What cookbooks do you use? I totally recommend the Whole30 original book and the Whole30 Fast & Easy. The recipes contain simple ingredients that you can actually find, and can be made quickly. Plus they are delicious. Some other recommendations are the Against All Grain books. They are currently on my wish list BUT I adore her blog and the recipes she has there as well.

What do you think about the program, and how do you feel? I always tell people the honest truth - I LOVE THIS PROGRAM. I will 100% recommend it to anyone who asks, including clients. I have more energy, sleeping better, and feel totally in control of my food choices. Also - it's delicious and keeps me on a schedule that feels doable and balanced. I'm having a ton of fun experimenting and trying new recipes in the kitchen.

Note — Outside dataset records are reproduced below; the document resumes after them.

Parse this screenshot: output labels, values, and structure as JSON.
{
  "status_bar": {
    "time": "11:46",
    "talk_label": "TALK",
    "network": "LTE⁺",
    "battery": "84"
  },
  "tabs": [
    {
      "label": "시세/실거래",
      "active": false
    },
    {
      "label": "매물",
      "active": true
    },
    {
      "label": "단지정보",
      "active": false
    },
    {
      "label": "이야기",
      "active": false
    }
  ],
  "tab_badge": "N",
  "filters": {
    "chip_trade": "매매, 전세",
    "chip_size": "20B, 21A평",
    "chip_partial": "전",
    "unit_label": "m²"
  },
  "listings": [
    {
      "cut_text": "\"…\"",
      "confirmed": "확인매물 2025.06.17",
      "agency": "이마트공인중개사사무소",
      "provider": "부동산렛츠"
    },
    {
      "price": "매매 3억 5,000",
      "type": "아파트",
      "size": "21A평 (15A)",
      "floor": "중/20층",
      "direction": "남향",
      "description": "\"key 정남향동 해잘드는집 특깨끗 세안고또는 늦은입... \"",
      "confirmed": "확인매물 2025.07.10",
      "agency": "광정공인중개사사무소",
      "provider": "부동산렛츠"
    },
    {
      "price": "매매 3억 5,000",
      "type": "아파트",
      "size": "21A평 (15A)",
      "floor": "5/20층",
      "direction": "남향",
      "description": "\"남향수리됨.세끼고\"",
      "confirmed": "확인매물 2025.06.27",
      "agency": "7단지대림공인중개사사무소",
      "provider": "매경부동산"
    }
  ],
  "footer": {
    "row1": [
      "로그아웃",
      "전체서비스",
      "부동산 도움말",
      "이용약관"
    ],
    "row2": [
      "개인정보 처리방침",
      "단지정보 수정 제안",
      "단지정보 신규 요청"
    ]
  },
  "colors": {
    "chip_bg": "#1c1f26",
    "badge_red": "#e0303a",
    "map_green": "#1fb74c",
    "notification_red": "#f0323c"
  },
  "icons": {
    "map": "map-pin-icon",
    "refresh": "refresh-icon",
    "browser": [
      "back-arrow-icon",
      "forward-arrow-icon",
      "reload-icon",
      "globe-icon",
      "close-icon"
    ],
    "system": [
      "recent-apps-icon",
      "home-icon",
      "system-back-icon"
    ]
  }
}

Where do you buy your Rx Bars, Nutpods, etc? This one is easy. I love NaturaMarket for all my Canadian friends - it's free shipping over 49$ and they have a HUGE selection. You can even choose Whole30 in the values section and it will only show you products that are compliant. You can get a link on the home page of my website to check it out. If you live in the states, Thrive Market is a great option too. If you aren't looking for an online option I love Goodness Me, which is my local health food store. But Whole Foods is a great option too.

What books would you recommend? Aren't there 6 Whole30 books? Good question. Ultimately you do not need any of the books to be successful on a Whole30. The Whole30 website has it all included rules, recipes and tips. HOWEVER. I strongly suggest picking up the original Whole30 book, just because it has everything on paper for you. Its a great beginner guide to if you are just learning the basics of cooking (perfect for those of you who finger cook, and just order food). I also suggest It Starts with Food (the geek in me is loving it) if you are someone who needs the science before you will commit to something or making a change. Its loaded with research and information. The other book I recommend is the Whole30 Day by Day. Its a companion journal and it seriously is loaded with information, tips, what to expect and areas to write down your wins or NSV, what you ate, what went well, and gives you little challenges for extra credit. Its fantastic and I could honestly suggest just this book on its own if you could only pick one.